In a letter to Mr. Arcand dated July 27, which his office released in response to the LaPresse article, Mr. Thibeault laid out three principles for a long-term deal: That Hydro-Québec commit firm capacity to back up the agreement, that the imported power displace Ontario's natural-gas generation and thereby reduce greenhouse-gas emissions, and that it lower prices for consumers in the province.

Those conditions may be tough to satisfy in an Ontario power market that is facing more than the usual uncertainty.

The province's demand for electricity has fallen over the past decade, but that could change if federal and provincial governments succeed with their climate-change policies to encourage the use of more electric vehicles, and more electricity to heat buildings.

In a 20-year outlook published last year, the province's Independent Electricity System Operator (IESO) laid out four demand scenarios for 2035, with a huge range from 133 twh to 197 twh; the difference lay in the degree to which consumers make the transition to using electricity in areas such as transportation and the heating of buildings.

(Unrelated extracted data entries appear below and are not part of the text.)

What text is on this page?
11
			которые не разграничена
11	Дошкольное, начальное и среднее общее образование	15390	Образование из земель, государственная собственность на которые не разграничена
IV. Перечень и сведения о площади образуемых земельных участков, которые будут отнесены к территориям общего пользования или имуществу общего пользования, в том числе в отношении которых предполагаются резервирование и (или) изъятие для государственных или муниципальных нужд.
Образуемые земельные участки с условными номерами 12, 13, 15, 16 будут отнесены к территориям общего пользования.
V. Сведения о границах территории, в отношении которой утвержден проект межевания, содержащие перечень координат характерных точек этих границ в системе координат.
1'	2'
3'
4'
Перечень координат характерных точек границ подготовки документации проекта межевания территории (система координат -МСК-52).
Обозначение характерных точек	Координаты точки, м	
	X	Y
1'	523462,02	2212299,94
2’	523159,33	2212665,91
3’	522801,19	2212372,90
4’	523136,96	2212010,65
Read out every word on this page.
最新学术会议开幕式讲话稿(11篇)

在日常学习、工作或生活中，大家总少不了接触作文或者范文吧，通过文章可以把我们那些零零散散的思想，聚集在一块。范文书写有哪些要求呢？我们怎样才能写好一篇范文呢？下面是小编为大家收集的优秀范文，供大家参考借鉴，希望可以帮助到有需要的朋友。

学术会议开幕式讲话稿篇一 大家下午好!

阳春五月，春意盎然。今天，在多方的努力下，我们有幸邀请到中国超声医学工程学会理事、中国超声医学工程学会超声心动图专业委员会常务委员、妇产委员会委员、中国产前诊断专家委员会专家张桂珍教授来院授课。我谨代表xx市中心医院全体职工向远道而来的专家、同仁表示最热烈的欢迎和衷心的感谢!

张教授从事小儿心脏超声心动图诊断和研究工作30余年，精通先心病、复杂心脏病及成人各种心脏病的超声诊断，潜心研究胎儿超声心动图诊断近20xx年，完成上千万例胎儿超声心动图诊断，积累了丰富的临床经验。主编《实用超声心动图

In 2015, the province consumed 143 twh.

The wide variance in the demand forecast further complicates the province's long-term planning, even as its aging nuclear fleet requires massive rebuilding and, in the case of the Pickering generating station, faces closing over the course of the next decade.

"Electrification of the system is factored into all the planning that we do," said Mr. Thibeault's spokesman, Colin Nekolaichuk. "As the uncertainty diminishes over time, we have to adjust the planning as we go."

Ontario's stated goals with regards to a new Quebec power deal appear somewhat muddled, said Marc Brouillette, an consultant with Strategic Policy Economics in Toronto.

The two provinces signed an agreement last fall that boosted peak-hour trading of electricity, which has increased Quebec imports in the summer and led to some modest Ontario sales to Quebec in winter. In Ontario, peak demand is typically met by natural-gas generators that only fire up when consumption exceeds what nuclear, hydro and renewable sources can produce.

While Mr. Thibeault said any new deal should target natural gas, Mr. Brouillette said Hydro-Québec is competing well in that market, given the limitations of the transmission system. Rising carbon prices will strengthen Hydro-Québec's competitive position against gas.

Indeed, the proposal put forward this summer by the Quebec utility aimed at displacing existing low-GHG sources such as the Pickering nuclear plant or wind and solar generation.

Without major expansions of transmission and of Quebec's generation capacity, Ontario has to either count on its neighbour for peak-load power or to meet baseload needs, but it can't do both, Mr. Brouillette said.

Hydro-Québec is currently facing a tight supply situation in winter months, especially when temperatures drop sharply for an extended period of time. However, the provincially owned utility plans to add another 640 megawatts of capacity by 2020 with the last two phases of its Romaine project, plus another 500 megawatts by 2025 by increasing capacity at existing facilities.